Abstract

An experimental version in the Detached-Eddy Simulation (DES) family (called Advanced DES or ADES) is introduced and tested on a geometry that is fairly complex but two-dimensional. The essential change in ADES is that the user is given control of the regions treated with full turbulence modelling (RANS) and those treated with Large-Eddy Simulation (LES). This zonal character makes the approach more powerful, but less practical, so that in its current state it is not ready for industrial CFD. The grid requirements of the two regions are very different, and multi-block grid structure is natural. Another key feature is a Volumetric Synthetic Turbulence Generator (VSTG), installed to feed the LES region with viable resolved turbulence, so that the resolved Reynolds stresses rapidly substitute for the modelled Reynolds stresses present in the RANS region. The VSTG operates in a volume, rather than on a surface and can be active in attached boundary layers, at a trailing edge, or after separation. The well-known McDonnell-Douglas 30P-30N airfoil is simulated with periodic lateral boundary conditions. The VSTG is successful, and the desired nature of simulation is obtained in each region.
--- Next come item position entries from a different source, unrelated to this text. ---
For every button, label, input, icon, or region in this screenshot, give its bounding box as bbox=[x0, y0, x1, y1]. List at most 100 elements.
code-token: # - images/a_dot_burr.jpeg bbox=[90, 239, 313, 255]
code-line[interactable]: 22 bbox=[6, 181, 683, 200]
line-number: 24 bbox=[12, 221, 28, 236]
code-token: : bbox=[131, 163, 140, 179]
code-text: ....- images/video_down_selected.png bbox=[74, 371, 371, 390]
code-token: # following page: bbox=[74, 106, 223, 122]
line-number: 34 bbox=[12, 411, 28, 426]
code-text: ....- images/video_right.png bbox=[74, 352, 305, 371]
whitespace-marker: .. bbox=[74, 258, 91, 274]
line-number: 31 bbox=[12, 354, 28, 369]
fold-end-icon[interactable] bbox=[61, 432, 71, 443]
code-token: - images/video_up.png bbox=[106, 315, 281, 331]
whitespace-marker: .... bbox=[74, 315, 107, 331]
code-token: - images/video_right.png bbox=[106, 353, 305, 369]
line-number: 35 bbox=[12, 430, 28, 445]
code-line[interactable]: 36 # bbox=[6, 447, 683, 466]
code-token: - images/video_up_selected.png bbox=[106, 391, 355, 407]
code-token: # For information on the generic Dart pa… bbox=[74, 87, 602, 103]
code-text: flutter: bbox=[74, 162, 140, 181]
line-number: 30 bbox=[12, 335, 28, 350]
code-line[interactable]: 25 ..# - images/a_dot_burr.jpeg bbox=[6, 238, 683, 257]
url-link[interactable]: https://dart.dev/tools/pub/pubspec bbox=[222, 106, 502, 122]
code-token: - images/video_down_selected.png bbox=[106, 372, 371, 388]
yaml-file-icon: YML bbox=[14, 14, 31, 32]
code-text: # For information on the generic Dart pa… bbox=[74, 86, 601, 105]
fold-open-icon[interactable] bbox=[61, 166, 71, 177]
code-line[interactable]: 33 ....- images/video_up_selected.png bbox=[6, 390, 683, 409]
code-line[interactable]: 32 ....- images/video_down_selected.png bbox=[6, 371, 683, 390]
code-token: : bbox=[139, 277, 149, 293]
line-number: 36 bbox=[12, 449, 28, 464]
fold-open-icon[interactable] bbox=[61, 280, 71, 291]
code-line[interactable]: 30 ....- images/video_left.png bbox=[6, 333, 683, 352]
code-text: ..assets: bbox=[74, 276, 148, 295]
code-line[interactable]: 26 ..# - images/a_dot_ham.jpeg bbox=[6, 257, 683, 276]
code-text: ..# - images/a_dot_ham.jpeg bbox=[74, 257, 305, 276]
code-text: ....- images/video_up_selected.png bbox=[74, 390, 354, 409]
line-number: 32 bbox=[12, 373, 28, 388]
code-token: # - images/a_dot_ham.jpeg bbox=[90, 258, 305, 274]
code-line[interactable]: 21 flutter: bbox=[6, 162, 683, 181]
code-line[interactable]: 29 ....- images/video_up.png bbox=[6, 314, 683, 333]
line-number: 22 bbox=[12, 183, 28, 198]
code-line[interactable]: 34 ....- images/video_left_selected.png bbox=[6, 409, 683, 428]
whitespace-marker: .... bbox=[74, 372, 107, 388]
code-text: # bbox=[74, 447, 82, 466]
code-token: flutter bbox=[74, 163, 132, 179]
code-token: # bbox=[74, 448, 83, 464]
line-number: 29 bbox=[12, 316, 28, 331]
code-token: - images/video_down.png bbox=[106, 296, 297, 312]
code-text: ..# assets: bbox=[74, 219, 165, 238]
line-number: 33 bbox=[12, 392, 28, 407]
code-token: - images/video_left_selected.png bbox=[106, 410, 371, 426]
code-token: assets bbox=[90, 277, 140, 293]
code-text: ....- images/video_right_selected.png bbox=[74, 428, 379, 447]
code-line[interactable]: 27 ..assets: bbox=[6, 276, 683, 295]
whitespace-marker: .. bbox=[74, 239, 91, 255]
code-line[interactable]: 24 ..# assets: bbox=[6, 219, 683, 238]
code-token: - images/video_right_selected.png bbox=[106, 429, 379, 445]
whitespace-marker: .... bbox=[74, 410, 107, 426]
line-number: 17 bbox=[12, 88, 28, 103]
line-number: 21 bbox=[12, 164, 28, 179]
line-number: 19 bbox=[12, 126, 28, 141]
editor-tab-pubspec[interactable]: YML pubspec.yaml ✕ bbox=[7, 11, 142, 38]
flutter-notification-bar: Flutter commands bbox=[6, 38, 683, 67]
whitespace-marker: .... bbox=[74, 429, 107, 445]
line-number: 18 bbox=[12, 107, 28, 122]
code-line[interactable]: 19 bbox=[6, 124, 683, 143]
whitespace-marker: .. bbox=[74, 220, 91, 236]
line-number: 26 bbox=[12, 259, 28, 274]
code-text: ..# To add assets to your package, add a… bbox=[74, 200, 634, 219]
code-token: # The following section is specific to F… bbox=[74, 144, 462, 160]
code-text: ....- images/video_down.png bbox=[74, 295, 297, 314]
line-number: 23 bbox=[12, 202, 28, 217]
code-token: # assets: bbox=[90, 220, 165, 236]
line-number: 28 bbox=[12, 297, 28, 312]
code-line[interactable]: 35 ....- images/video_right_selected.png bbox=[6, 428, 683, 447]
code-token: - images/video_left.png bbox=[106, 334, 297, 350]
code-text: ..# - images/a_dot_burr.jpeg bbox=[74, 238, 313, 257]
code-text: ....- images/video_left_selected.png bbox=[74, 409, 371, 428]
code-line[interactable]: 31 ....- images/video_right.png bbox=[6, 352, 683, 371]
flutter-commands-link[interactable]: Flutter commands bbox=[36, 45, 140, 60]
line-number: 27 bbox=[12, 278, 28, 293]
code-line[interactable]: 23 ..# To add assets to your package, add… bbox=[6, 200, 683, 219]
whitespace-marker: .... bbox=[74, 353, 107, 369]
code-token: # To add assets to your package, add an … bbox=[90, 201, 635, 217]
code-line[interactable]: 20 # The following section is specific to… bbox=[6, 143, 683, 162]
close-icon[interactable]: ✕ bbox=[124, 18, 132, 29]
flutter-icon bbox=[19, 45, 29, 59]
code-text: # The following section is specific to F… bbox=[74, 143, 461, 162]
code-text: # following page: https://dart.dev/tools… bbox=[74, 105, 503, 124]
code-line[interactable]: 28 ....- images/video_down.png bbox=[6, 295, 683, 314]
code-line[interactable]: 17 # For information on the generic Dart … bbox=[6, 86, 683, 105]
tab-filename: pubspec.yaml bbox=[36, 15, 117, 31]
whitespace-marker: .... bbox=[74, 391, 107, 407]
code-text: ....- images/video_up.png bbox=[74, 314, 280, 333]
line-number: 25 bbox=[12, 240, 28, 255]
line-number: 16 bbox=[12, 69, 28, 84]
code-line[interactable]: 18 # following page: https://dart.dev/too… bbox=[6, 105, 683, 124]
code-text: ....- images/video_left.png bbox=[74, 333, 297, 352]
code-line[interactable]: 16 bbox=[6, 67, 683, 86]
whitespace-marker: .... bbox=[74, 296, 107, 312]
ADES involves zonal decisions, but appears robust. An inertial range is clearly indicated in frequency spectra. A grid-refinement study is included, as well as variations in lateral domain size and STG positions; this led to a matrix of 11 simulations. Cases are shown at four angles of attack and with three RANS models in addition to ADES. Pressure and friction distributions and velocity and shear stress profiles are compared in detail. The prospects for an evolution of ADES into a practical routine approach in the long term are discussed.